Mothers of Preschoolers
A Matter of Trust
By Kim Eibel
“I’m not going on the ferry!” My four-year-old daughter yelled, her feet planted firmly on the dock.

Moments before, we had been lined up with her preschool class, happily playing “I Spy” and counting the cars filing off the boat. Now, everyone else had boarded. The crew and the class were waiting for me and my now-hysterical daughter to get on the boat.

“It’s going to sink,” she wailed. “I don’t want to go!”

I tried to reassure her that it wouldn’t sink. But finally, with the teacher motioning from the deck, I picked her up and carried her kicking and screaming on board.

Teacher Peggy asked what was wrong. Emily replied, “It’s going to sink! Austin told me so.”
My son, in a snit because he couldn’t go on this particular field trip, had informed her that he “didn’t want to go anyway, because the boat will just sink.” My imaginative, sensitive daughter took the words to heart but didn’t tell anyone until we were ready to get on the ferry.

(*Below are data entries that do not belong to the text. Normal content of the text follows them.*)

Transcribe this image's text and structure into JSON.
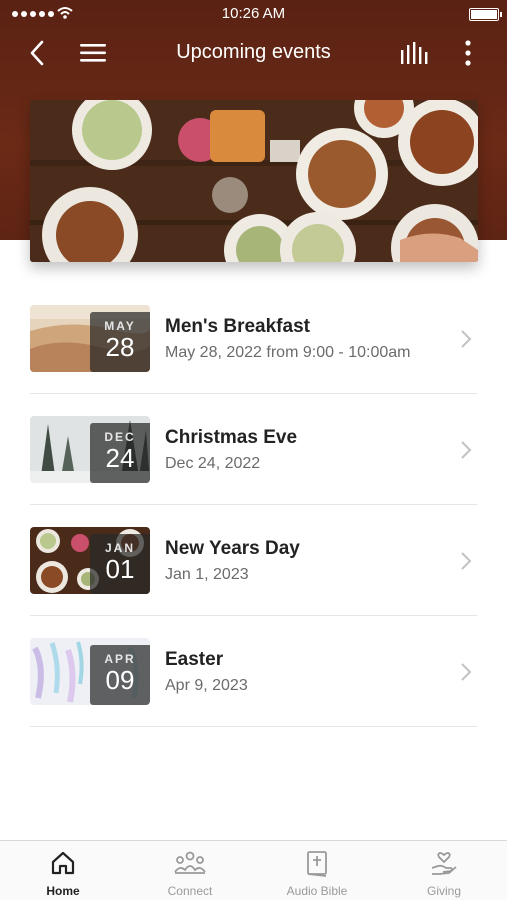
{
  "status": {
    "time": "10:26 AM"
  },
  "nav": {
    "title": "Upcoming events"
  },
  "events": [
    {
      "month": "MAY",
      "day": "28",
      "title": "Men's Breakfast",
      "subtitle": "May 28, 2022 from 9:00 - 10:00am",
      "thumb": "desert"
    },
    {
      "month": "DEC",
      "day": "24",
      "title": "Christmas Eve",
      "subtitle": "Dec 24, 2022",
      "thumb": "snow-forest"
    },
    {
      "month": "JAN",
      "day": "01",
      "title": "New Years Day",
      "subtitle": "Jan 1, 2023",
      "thumb": "food"
    },
    {
      "month": "APR",
      "day": "09",
      "title": "Easter",
      "subtitle": "Apr 9, 2023",
      "thumb": "pastel-paint"
    }
  ],
  "tabs": [
    {
      "label": "Home",
      "icon": "home-icon",
      "active": true
    },
    {
      "label": "Connect",
      "icon": "people-icon",
      "active": false
    },
    {
      "label": "Audio Bible",
      "icon": "bible-icon",
      "active": false
    },
    {
      "label": "Giving",
      "icon": "giving-hand-icon",
      "active": false
    }
  ],
  "colors": {
    "header": "#5e2414",
    "active_tab": "#222222",
    "inactive_tab": "#9a9a9a"
  }
}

Once we were on the boat, she and I said a prayer asking Jesus to keep us safe and help us have a happy time. Emily noticed the other children having fun, and she bravely went outside and enjoyed the view of the water and surrounding islands.

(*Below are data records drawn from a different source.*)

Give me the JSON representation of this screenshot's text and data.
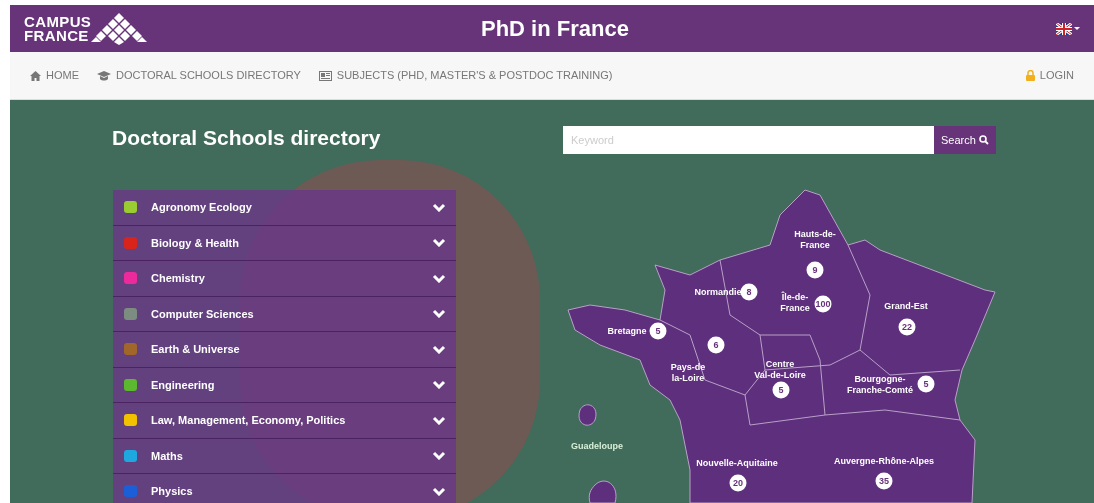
{
  "header": {
    "logo_lines": [
      "CAMPUS",
      "FRANCE"
    ],
    "title": "PhD in France"
  },
  "nav": {
    "items": [
      {
        "label": "HOME",
        "kind": "home"
      },
      {
        "label": "DOCTORAL SCHOOLS DIRECTORY",
        "kind": "cap"
      },
      {
        "label": "SUBJECTS (PHD, MASTER'S & POSTDOC TRAINING)",
        "kind": "news"
      }
    ],
    "login": "LOGIN"
  },
  "directory": {
    "title": "Doctoral Schools directory",
    "search": {
      "placeholder": "Keyword",
      "button": "Search"
    }
  },
  "categories": [
    {
      "label": "Agronomy Ecology",
      "color": "#9acd32",
      "expanded": false
    },
    {
      "label": "Biology & Health",
      "color": "#d9241c",
      "expanded": false
    },
    {
      "label": "Chemistry",
      "color": "#ec2a9b",
      "expanded": false
    },
    {
      "label": "Computer Sciences",
      "color": "#7d8c80",
      "expanded": false
    },
    {
      "label": "Earth & Universe",
      "color": "#a0662a",
      "expanded": false
    },
    {
      "label": "Engineering",
      "color": "#5cb82e",
      "expanded": false
    },
    {
      "label": "Law, Management, Economy, Politics",
      "color": "#f2c200",
      "expanded": false
    },
    {
      "label": "Maths",
      "color": "#1fa8e0",
      "expanded": false
    },
    {
      "label": "Physics",
      "color": "#1a5fd8",
      "expanded": false
    }
  ],
  "map": {
    "regions": [
      {
        "name": "Hauts-de-\nFrance",
        "count": "9"
      },
      {
        "name": "Normandie",
        "count": "8"
      },
      {
        "name": "Île-de-\nFrance",
        "count": "100"
      },
      {
        "name": "Grand-Est",
        "count": "22"
      },
      {
        "name": "Bretagne",
        "count": "5"
      },
      {
        "name": "Pays-de\nla-Loire",
        "count": "6"
      },
      {
        "name": "Centre\nVal-de-Loire",
        "count": "5"
      },
      {
        "name": "Bourgogne-\nFranche-Comté",
        "count": "5"
      },
      {
        "name": "Guadeloupe"
      },
      {
        "name": "Nouvelle-Aquitaine",
        "count": "20"
      },
      {
        "name": "Auvergne-Rhône-Alpes",
        "count": "35"
      }
    ]
  }
}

On the way off, the ferry attendants showered her with praise and extra stickers. Emily waved. “I want to do it again! That was fun!”

Not me. I was thinking, “Why didn’t Emily trust me? Why didn’t she feel safe just knowing she was with me?”

The answer came from a mom friend of mine. “She’s realizing she is independent from you. The boat really could have sunk, and you might not have been able to save her. She had to learn to get over the scary feelings herself. It’s not something you could do for her.”
I was ready for my daughter’s independence when she was eighteen, not four! But I realized that growing up happens in baby steps, starting in infancy. Children start by learning to feed and dress themselves, and they progress to a time many years later when they are completely self-sufficient.

Emily loves ferry rides now, and she has gradually outgrown her other childhood fears of the dark and loud noises. She did it largely on her own, trusting herself and how she feels, finding her own boundaries. I have come to accept that I won’t be there for her in every situation, but I find joy in the fact that I am helping to shape the person she is becoming.